BARS is used to do performance appraisal on the basis of results from a predetermined behavioral rating scale that shows performance from poor to excellent. Employer compares employee performance with specific behavioral examples anchored to numerical ratings. BARS has a higher rate of success in providing clear standards, improving feedback, and providing accurate performance analysis and consistent evaluation as it considers other aspects of an employee, such as interpersonal skills.
This is one of the most manually demanding processes but equally valid for employees’ individual growth. The manager keeps a detailed log of the job behavior of each employee as to whether the displayed work is sufficient or insufficient. In the evaluation meeting, this log is then translated into a checklist to evaluate the employee, suggest required training, praise the better deeds, etc. It simplifies the process of identifying an employee’s future career trajectory.
The performance appraisals are expected to be fair, accurate, and objective. However, no system involving human and emotional parameters can be pure. Read the following points to learn about common errors that can potentially ruin the performance Appraisal process.

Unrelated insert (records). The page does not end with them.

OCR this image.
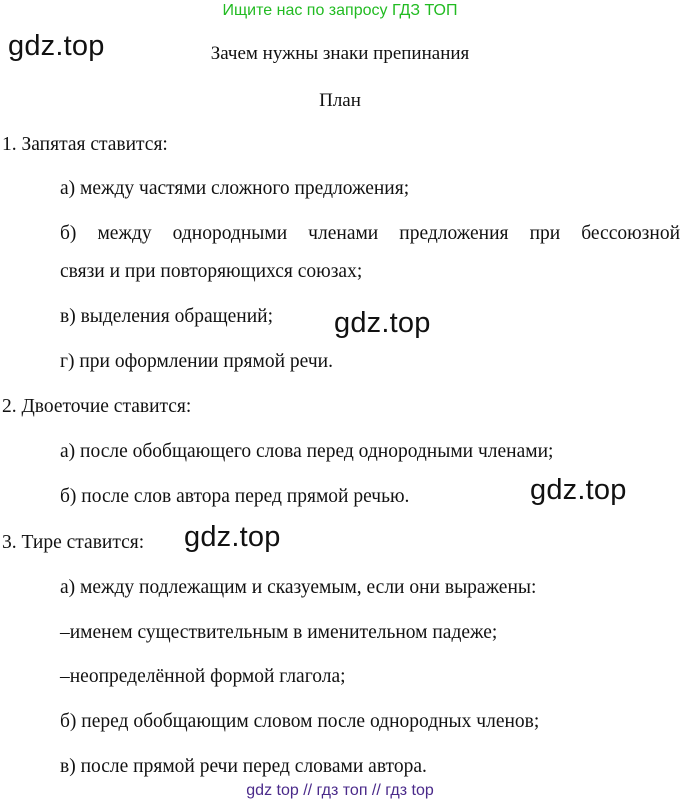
Ищите нас по запросу ГДЗ ТОП
gdz.top	Зачем нужны знаки препинания
План
1. Запятая ставится:
а) между частями сложного предложения;
б) между однородными членами предложения при бессоюзной
связи и при повторяющихся союзах;
в) выделения обращений; gdz.top
г) при оформлении прямой речи.
2. Двоеточие ставится:
а) после обобщающего слова перед однородными членами;
б) после слов автора перед прямой речью.	gdz.top
3. Тире ставится: gdz.top
а) между подлежащим и сказуемым, если они выражены:
–именем существительным в именительном падеже;
–неопределённой формой глагола;
б) перед обобщающим словом после однородных членов;
в) после прямой речи перед словами автора.
gdz top // гдз топ // гдз top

The Halo effect is another term for favoritism. This is caused when evaluators tend to be influenced by the previous judgments of the performance or personality of an employee. For example, employee A has better interpersonal skills than employee B. It would be unethical if the judging parameter is a skill and employee A scores better than B despite being equally good with their talent.
HRM can be extremely strict or extremely lenient with their evaluation. This results in overconfidence upon undeserving evaluation or insecurities among better deserving employees.
Unlike extreme measures of strictness or leniency, here, our authority is unwilling to demotivate their employees by giving low points and disagrees with giving an exceptional or good rating to a select one or two. Hence, the final result will be a group getting average ratings overall.
This occurs when a recent event overshadows the entire evaluation period, which is obviously longer than that recent event. It results in improper and unfair ratings as an employee’s complete work cannot be condensed down to one good or bad incident.
The performance appraisal process is one of the most important functions of a performance management system, and Now that you know which methods to use for the performance appraisal process and which things to avoid that could possibly your appraisal process, you should be able to enhance your organization’s performance appraisal process.